A partnership between six different colleges and schools across Texas A&M, including the College of Education and Human Development, will help prepare graduates to defend against a national security concern – with a minor in cybersecurity. The minor, offered beginning in the 2016-17 academic year, will give students a wide range of class options from programming to forensic investigative sciences.
“The growing concern is the cybersecurity arena because now that we have this network of networks, information is literally available at your fingertips and so are all kinds of other things,” said Dr. Robert Jones, clinical assistant professor of technology management. “Here at Texas A&M we’re all required to take security training every single year and there’s a reason for that. The potential risk and liability is huge for something to get out and that’s only increasing as more and more pieces of data get linked together.”
Cyberspace and its underlying infrastructure are vulnerable to a wide range of risk and many traditional crimes are now being perpetrated through cyberspace. This includes child exploitation, banking and financial fraud, intellectual property violations and other crimes, all of which have substantial consequences.
“With all the data out there and circling around about you, there’s the idea that you’re one of 300 million people in the United States, so there’s some idea of safety and anonymity in numbers. However, if you take that magnifying glass and you’re the little ant that someone chose to shine that magnifying glass right on you, that can get very uncomfortable very fast,” said Dr. Jones.

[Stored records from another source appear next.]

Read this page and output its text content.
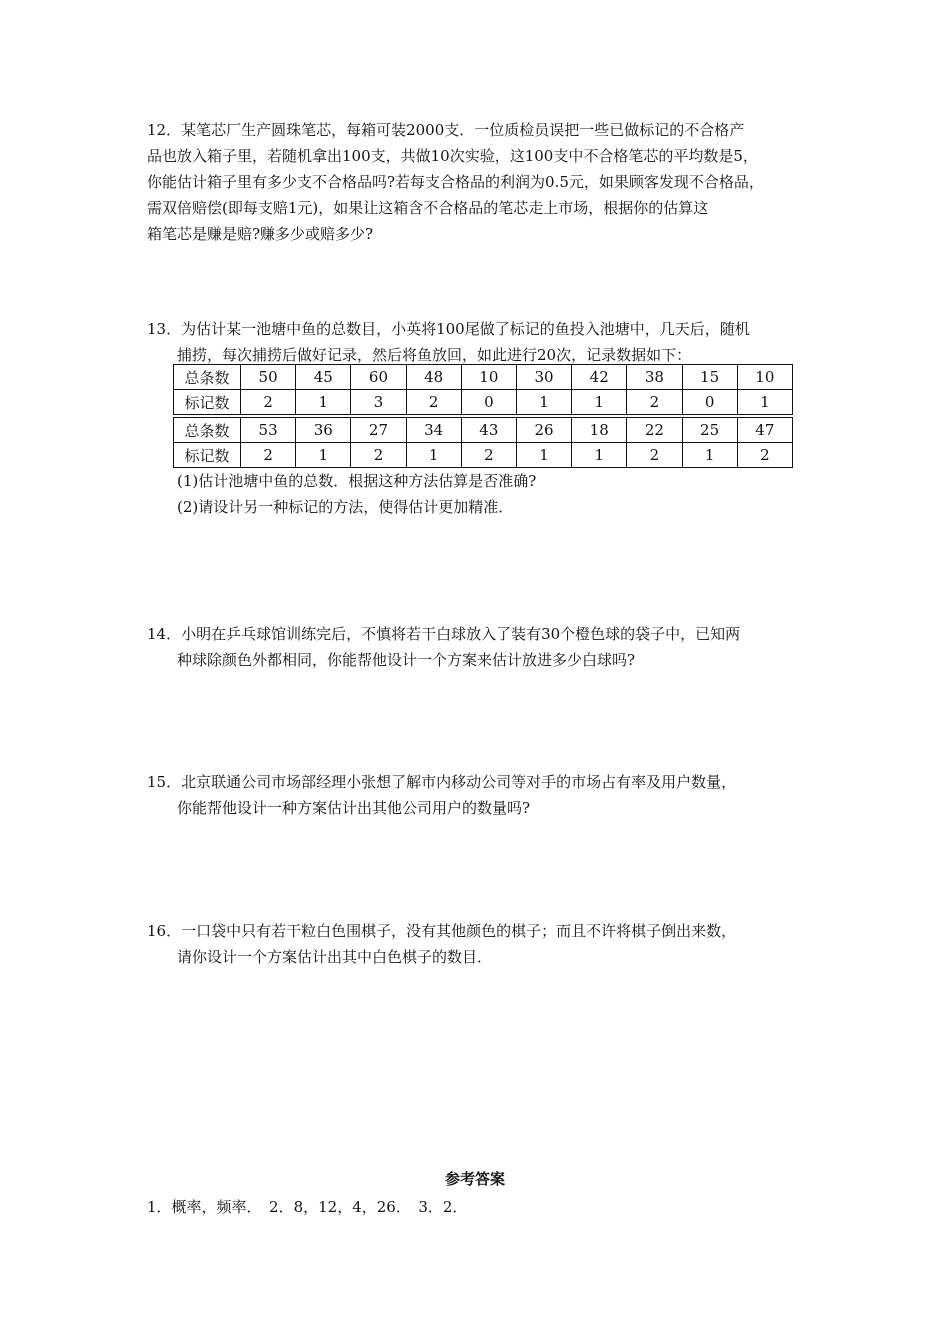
12．某笔芯厂生产圆珠笔芯，每箱可装2000支．一位质检员误把一些已做标记的不合格产

品也放入箱子里，若随机拿出100支，共做10次实验，这100支中不合格笔芯的平均数是5，

你能估计箱子里有多少支不合格品吗?若每支合格品的利润为0.5元，如果顾客发现不合格品，

需双倍赔偿(即每支赔1元)，如果让这箱含不合格品的笔芯走上市场，根据你的估算这

箱笔芯是赚是赔?赚多少或赔多少?

13．为估计某一池塘中鱼的总数目，小英将100尾做了标记的鱼投入池塘中，几天后，随机

捕捞，每次捕捞后做好记录，然后将鱼放回，如此进行20次，记录数据如下：

总条数	50	45	60	48	10	30	42	38	15	10
标记数	2	1	3	2	0	1	1	2	0	1
总条数	53	36	27	34	43	26	18	22	25	47
标记数	2	1	2	1	2	1	1	2	1	2

(1)估计池塘中鱼的总数．根据这种方法估算是否准确?

(2)请设计另一种标记的方法，使得估计更加精准．

14．小明在乒乓球馆训练完后，不慎将若干白球放入了装有30个橙色球的袋子中，已知两

种球除颜色外都相同，你能帮他设计一个方案来估计放进多少白球吗?

15．北京联通公司市场部经理小张想了解市内移动公司等对手的市场占有率及用户数量，

你能帮他设计一种方案估计出其他公司用户的数量吗?

16．一口袋中只有若干粒白色围棋子，没有其他颜色的棋子；而且不许将棋子倒出来数，

请你设计一个方案估计出其中白色棋子的数目．

参考答案
1．概率，频率．　2．8，12，4，26．　3．2．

The problem is securing that cyberspace. With an increased risk for wide scale events that could disrupt services that our economy and millions of Americans rely on, strengthening the security of cyberspace has become an important homeland security mission.
In 2013, President Obama signed an executive order to improve critical infrastructure cybersecurity. It is designed to increase the level of core capabilities for critical infrastructure to manage cyber risk by focusing on information sharing, privacy and the adoption of cybersecurity practices. The concern is there are not enough information technology professionals to handle the increased cybersecurity threat.
“There is a groundswell of demand, growing daily, for a more cyber savvy workforce, and more specifically, for a corps of well-educated cybersecurity professionals,” explains Dr. Daniel Ragsdale, director of the Texas A&M Cybersecurity Center. “Many of our key partners in industry are asking us to move quickly to prepare graduates for careers in cybersecurity professions and, more broadly, to help contribute to the development of a workforce that fully appreciates the increasing threat posed by malicious cyber actors.”
The hope is to create a Cybersecurity Certificate as well as an undergraduate major as early as the 2017-18 academic year.
“What the provost has said to us in the past is that you don’t just grow programs because you can grow programs. You grow programs to meet the needs of our stakeholders which is the workforce of Texas,” explained Dr. Jones. “With that in mind, this definitely is something that there needs to be growth in within Texas A&M – not just to meet the immediate needs of Texas but also our national security policy and national interests.”